The Technical Track focuses on the latest text analytics techniques and methods – a how-to develop text analytics foundations, incorporate the latest advances, and explore new approaches. This track will appeal to anyone just starting to develop text analytics and to those who are looking to enhance their current efforts.
View the Text Analytics Forum 2018 Final Program PDF
Wednesday, November 7: 1:30 p.m. - 2:15 p.m.
This talk is about how we’ve found ways to clean up the mess by increasing precision and recall with a hybrid rules-based/Bayesian approach while also making a new data source meaningful and usable across the organization. We were able to dramatically increase the quality of extracted attributes by transforming raw data into a managed taxonomy. By integrating the work of engineering and taxonomy, we can ensure that changes to the taxonomy are painlessly integrated into databases and that engineering work increases the effectiveness of taxonomists. Attendees walk away with an idea of what collaboration between developers and taxonomists looks like from the taxonomist’s perspective at one company with a strong engineering culture, along with some practical tips on how to turn low-quality or unstructured data into high-quality semantic data.
Andrew Childress, Senior Taxonomy Analyst, Indeed
Shannon Hildenbrand, International Taxonomy Lead, Indeed
DTIC acquires approximately 25,000 new research documents each year, and this number is expected to at least double in the next few years. A key challenge for DTIC is to make this data useful to end users. In response, DTIC has invested in an enterprise metadata strategy to provide efficient and consistent information extraction methods across collections and develop downstream applications that will leverage this metadata to automate much of the manual effort it takes analysts to enrich the content and researchers to search through it to find answers. One of these applications is the Metatagger, a text analytics tool which is applied to content and then provides automatic tagging and subject categorization. The source of the terminology for the tagging is the DTIC Thesaurus, and through the use of topic files works to extract terms and categories.
Monica Butteriss, Analysis Division Chief, Defense Technical Information Center (DTIC)
Scott Steele, Ontologist, Defense Technical Information Center (DTIC)

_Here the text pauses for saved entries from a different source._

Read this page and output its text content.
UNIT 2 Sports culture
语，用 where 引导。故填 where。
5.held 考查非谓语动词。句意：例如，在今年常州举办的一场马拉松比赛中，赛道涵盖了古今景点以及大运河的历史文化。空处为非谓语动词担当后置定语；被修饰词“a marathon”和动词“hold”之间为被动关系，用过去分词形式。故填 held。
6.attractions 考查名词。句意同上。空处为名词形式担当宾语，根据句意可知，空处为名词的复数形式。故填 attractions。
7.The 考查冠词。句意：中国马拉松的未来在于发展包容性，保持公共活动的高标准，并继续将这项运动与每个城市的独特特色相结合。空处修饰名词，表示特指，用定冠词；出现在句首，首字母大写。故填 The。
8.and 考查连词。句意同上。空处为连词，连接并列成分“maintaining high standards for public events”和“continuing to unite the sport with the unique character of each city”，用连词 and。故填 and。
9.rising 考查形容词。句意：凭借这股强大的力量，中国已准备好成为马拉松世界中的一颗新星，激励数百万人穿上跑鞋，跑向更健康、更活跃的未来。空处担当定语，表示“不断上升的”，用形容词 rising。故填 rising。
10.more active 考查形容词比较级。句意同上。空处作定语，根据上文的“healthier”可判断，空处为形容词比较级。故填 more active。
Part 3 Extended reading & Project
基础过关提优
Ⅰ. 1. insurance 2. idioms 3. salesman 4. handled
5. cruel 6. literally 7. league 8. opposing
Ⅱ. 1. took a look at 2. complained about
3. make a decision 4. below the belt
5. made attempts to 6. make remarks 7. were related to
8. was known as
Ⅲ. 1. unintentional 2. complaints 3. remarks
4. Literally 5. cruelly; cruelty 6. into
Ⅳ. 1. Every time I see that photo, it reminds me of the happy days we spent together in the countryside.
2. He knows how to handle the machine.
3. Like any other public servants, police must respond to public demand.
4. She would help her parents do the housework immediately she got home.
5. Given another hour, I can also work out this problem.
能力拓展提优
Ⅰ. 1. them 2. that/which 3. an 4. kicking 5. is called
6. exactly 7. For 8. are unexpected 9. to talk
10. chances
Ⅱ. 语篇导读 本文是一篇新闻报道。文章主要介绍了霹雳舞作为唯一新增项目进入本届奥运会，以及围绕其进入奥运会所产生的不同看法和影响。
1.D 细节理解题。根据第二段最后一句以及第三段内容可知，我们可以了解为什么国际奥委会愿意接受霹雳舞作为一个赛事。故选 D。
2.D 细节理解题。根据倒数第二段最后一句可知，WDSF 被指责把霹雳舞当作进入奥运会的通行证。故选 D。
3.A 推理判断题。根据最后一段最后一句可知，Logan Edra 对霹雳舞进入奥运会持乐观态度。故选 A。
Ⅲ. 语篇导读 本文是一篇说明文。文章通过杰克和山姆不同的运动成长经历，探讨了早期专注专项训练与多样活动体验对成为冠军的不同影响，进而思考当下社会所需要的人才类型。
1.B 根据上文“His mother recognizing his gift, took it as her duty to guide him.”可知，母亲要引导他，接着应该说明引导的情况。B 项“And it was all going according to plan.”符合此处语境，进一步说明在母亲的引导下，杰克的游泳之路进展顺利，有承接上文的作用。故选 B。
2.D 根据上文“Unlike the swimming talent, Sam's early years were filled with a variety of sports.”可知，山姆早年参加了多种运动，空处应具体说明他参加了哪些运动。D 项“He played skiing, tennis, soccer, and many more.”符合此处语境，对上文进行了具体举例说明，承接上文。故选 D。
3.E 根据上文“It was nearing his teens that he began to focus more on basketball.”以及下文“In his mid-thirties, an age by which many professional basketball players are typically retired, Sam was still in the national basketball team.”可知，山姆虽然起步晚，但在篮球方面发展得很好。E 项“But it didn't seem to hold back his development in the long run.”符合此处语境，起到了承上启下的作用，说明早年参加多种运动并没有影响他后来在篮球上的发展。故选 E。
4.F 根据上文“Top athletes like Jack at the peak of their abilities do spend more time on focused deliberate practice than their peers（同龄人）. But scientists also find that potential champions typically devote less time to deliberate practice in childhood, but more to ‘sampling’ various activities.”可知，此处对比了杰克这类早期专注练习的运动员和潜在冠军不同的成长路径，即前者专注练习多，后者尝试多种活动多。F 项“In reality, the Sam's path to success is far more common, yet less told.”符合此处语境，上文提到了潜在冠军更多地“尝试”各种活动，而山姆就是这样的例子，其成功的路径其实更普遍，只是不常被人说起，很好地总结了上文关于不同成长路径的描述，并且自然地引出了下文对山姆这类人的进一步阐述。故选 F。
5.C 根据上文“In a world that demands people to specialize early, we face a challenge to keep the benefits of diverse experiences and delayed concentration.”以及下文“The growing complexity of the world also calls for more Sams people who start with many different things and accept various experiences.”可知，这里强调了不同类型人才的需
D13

Wednesday, November 7: 2:30 p.m. - 3:15 p.m.
Keyword research allows companies to learn the voice of their customers and tune their marketing messages for them. One of the challenges in keyword research is to find collections of keywords that are topically relevant and in demand and therefore likely to draw search traffic and customer engagement. Data sources such as search logs and search engine result pages provide valuable sources of keywords, as well as insight into audience-specific language. Additionally, cognitive technologies such as natural language processing and machine learning provide capabilities for mining those sources at scale. With a few tools and some minimal coding, an analyst can generate clusters of best-bet keywords that are not only syntactically similar but semantically related. This how-to talk presents some practical techniques for automated analysis of keyword source data using off-the-shelf APIs.
Dan Segal, Information Architect, IBM
Uncovering insights and deep connections across your unstructured data using AI is challenging. You need to design for scalability and apt level of sophistication at various stages in the data ingestion pipeline as well as post ingestion interactions with the corpora. In this session, we discuss the top 10 things, including techniques, you would need to account for when designing AI-enabled discovery and exploration systems that can augment knowledge workers to make good decisions. These include but are not limited to document cleansing and conversion, machine-learned entity extraction and resolution, knowledge graph construction, natural language queries, passage retrieval, relevancy training, relationship graphs, and anomaly detection.
Swami Chandrasekaran, Executive CTO Architect, Watson, IBM
Thursday, November 8: 10:15 a.m. - 11:00 a.m.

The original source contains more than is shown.